Не то чтоб именно так. Именно такую – не мог бы он прежде составить и вообразить. Но вот, знаешь, однажды…
– Под 14 августа 14-го года – где ты была? с кем? О чём думала?
Рассказал.
Улыбалась. Водила рукой по его усам, бороде:
– Ты очень ярый.
– Вот уж не думал.
Сожмуривалась пытливо:
– Ты ещё сам себя – совсем не знаешь. Хоть и в сорок лет. Ты – неправильно с самой юности жил.
– А иначе б я не успел ничего, Ольженька!
– А что уж ты так успел?
Тоже правда: что он успел? Одни только замыслы, замахи да поражения. Да опала. Обычно полковники генерального штаба уклоняются быть на полках, это для них не карьера, генштабист – лишь четвёртый-пятый, они дорого обошлись в ученьи, чтоб их использовать так. Но вот прокомандовав два года полком, Воротынцев имел право быть генералом. А не был.

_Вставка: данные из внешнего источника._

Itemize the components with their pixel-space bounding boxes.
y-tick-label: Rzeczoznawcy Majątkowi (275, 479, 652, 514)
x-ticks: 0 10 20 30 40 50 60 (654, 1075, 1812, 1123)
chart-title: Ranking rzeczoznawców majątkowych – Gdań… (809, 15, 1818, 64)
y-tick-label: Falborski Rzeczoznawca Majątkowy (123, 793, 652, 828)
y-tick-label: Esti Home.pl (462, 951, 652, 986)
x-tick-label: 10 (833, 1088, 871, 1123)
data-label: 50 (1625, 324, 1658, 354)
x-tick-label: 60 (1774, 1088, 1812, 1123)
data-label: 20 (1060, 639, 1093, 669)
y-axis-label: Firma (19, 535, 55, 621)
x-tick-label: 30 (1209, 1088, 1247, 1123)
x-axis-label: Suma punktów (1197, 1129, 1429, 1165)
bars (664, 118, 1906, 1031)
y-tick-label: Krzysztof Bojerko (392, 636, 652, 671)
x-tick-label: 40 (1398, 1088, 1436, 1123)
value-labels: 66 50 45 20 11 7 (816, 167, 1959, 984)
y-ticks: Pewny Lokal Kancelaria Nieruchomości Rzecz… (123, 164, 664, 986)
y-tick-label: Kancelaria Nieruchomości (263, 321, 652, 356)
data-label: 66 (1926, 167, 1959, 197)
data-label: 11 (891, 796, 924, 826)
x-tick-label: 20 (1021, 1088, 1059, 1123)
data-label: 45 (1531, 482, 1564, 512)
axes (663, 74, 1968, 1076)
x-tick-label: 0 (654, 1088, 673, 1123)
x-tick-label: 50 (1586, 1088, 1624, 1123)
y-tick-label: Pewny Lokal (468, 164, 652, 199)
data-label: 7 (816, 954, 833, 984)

В том сне не разглядел он ни черты незнакомки, но увиденные теперь в Ольде въявь казались ему уместны и привлекательны. И даже все эти игрушки – не для детей, а для себя. (И что о детях она почти не удостаивала говорить, не на тех высотах обитая.) И пренебрежительно о большинстве женщин. Зато о птенчиках и животных – с детской захваченностью. На Каменном острове протащила Георгия полсотни шагов назад – пересмотреть котёнка, он не так его увидел. И даже вера профессора в астрологию, гадания и приметы почему-то не выглядела противоречием. Ольда молча прижимала к груди уроненную дорогую ей вещь, прежде чем поставить на место, – тоже примета. Или как садилась с подобранными ногами, боком, чуть покачиваясь, глуховатым голосом, уже изошедшим страсть, но обещающим снова её, могла читать и читать наизусть какие-то модные стихи:
- От тебя, утомлённый анатом,
- Я познала сладчайшее зло,
а то пересказывать о каком-то теургическом искусстве. Чепухи тут был ворох, но Георгия восхищало всё сплошь: эта любимая поза Ольженьки, мелодичный голос, неутомимый в вещании, и то, что можно было, слушая, руками перебирать по ней самой.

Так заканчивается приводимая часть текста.